After the Civil War, the United States industrial output and invention set a blistering pace. Inventions
appeared in astonishing numbers: electric lights (especially Edison’s Incandescent Lamp), the telephone
(Alexander Graham Bell), typewriters, phonographs (also Edison), film photography, motion picture cameras
and more powerful electric motors all made their appearance between 1870 and 1890. There seemed no end
to both consumer demand and industrial expansion. This was the great era, for better or worse, of Big
Business and, along with big business, came the rise of labor unions, which sought to protect the wages and
security concerns of workers. In 1877, a National Railroad Strike shut down two-thirds of the nation’s
railroads. Just like in Great Britain, however, Big Business usually won these nineteenth century
confrontations, but workers began to make gains which would blossom in the twentieth century. VITU: By
the dawn of the twentieth century, the United States was the largest single industrial power in the
world.
-3-
b - Social Observations
Migration: Economic growth would have been impossible without large migration. In the 1850s about 2.3
million Europeans migrated to the United States, as many as had come to the United States since in the
previous fifty years. Almost always, they came to seek economic opportunity, mostly in search of
farmland, but also to work in factories or mines or prospecting. In the first half of the nineteenth century
they came mostly from Ireland, Scotland, Germany and Scandinavia, but by the end of the century they came
mostly from Eastern Europe: Poland, Russia, Jews displaced by pogroms, Italians, Greeks and Portuguese.
But the bottom line was that the titanic agricultural and industrial expansion of the United States could not
have occurred without them.
After 1850 Asian migrants also came to the United States in large number, including some 250,000 Chinese
who came to California, some to the gold fields, some to cultivate crops or work in industry and some to help
build the railroads. As the century ended, large numbers of Chinese, Japanese, Korean and Filipino migrants
came to Hawaii to work on the Sugar Plantations. Migrants to the United States all brought their own
customs and culture which were all thrown into the American Melting Pot (or Salad Bowl if one likes the more
politically correct term). Often earlier immigrants (now middle class citizens) resented the newcomers and so
newcomers often began life in Chinatown or Little Italy, but as time passed they and their culture became
part of the American culture. Thus the United States, as the nineteenth century progressed, became more and
more an expanding land of cultural assimilation or, as Walt Whitman observed, “a teaming, mixing pot, not
merely a nation but a teeming nation of nations.”
Native Americans: We have already seen how Euro-American settlers came into conflict with Native
American peoples, with resulting disaster for the Indian peoples whose survivors (what few there were) were
“given” (code for pushed on to) reservations, which were usually the poorest, marginal lands.
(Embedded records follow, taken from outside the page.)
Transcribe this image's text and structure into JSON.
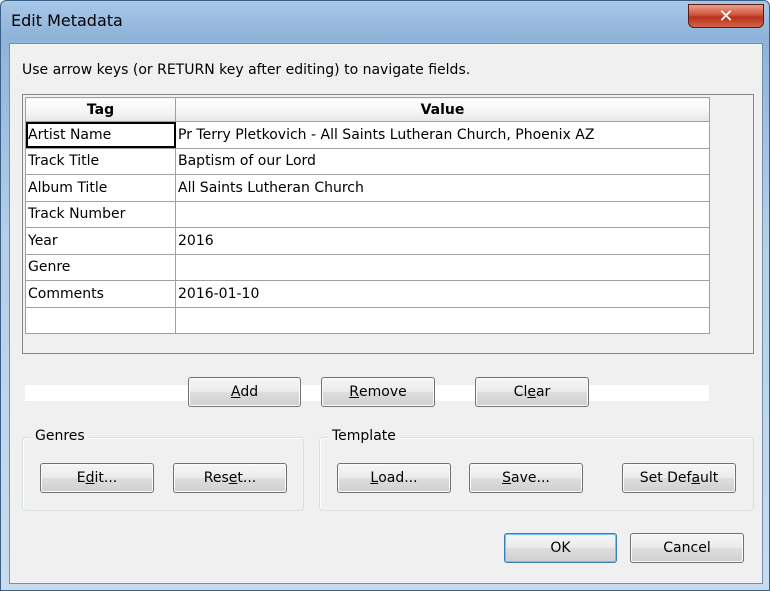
{
  "window": {
    "title": "Edit Metadata",
    "close_label": "✕"
  },
  "instruction": "Use arrow keys (or RETURN key after editing) to navigate fields.",
  "table": {
    "headers": {
      "tag": "Tag",
      "value": "Value"
    },
    "rows": [
      {
        "tag": "Artist Name",
        "value": "Pr Terry Pletkovich - All Saints Lutheran Church, Phoenix AZ"
      },
      {
        "tag": "Track Title",
        "value": "Baptism of our Lord"
      },
      {
        "tag": "Album Title",
        "value": "All Saints Lutheran Church"
      },
      {
        "tag": "Track Number",
        "value": ""
      },
      {
        "tag": "Year",
        "value": "2016"
      },
      {
        "tag": "Genre",
        "value": ""
      },
      {
        "tag": "Comments",
        "value": "2016-01-10"
      },
      {
        "tag": "",
        "value": ""
      }
    ]
  },
  "buttons": {
    "add": {
      "pre": "",
      "u": "A",
      "post": "dd"
    },
    "remove": {
      "pre": "",
      "u": "R",
      "post": "emove"
    },
    "clear": {
      "pre": "Cl",
      "u": "e",
      "post": "ar"
    },
    "genres_edit": {
      "pre": "E",
      "u": "d",
      "post": "it..."
    },
    "genres_reset": {
      "pre": "Res",
      "u": "e",
      "post": "t..."
    },
    "template_load": {
      "pre": "",
      "u": "L",
      "post": "oad..."
    },
    "template_save": {
      "pre": "",
      "u": "S",
      "post": "ave..."
    },
    "template_set_default": {
      "pre": "Set Def",
      "u": "a",
      "post": "ult"
    },
    "ok": "OK",
    "cancel": "Cancel"
  },
  "groups": {
    "genres": "Genres",
    "template": "Template"
  }
}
But railroads
and settlers continued to encroach on even these lands. The Dawes Severalty Act of 1887 even tried to
persuade the Native Americans to join the larger Euro-American society and settle down as farmers, but the
experiment failed because the Indians were culturally unequipped to give up their hunter-gatherer ways and
adopt sedentary culture and lifestyles. So the Indians became dependent on the government for education and
health care. It is interesting to note that some Indians (and recent scholarship suggests more than was once
believed) were able to adapt and even marry into Euro-American society, but most stayed on the reservations
or worked in mines and factories in great poverty. In 1881, Helen Hunt Jackson wrote an influential book,
A Century of Dishonor, in which she chronicled the history of Native Americans during a century of
American broken promises (treaties) and the flagrant wrongs done by the breaking of these promises.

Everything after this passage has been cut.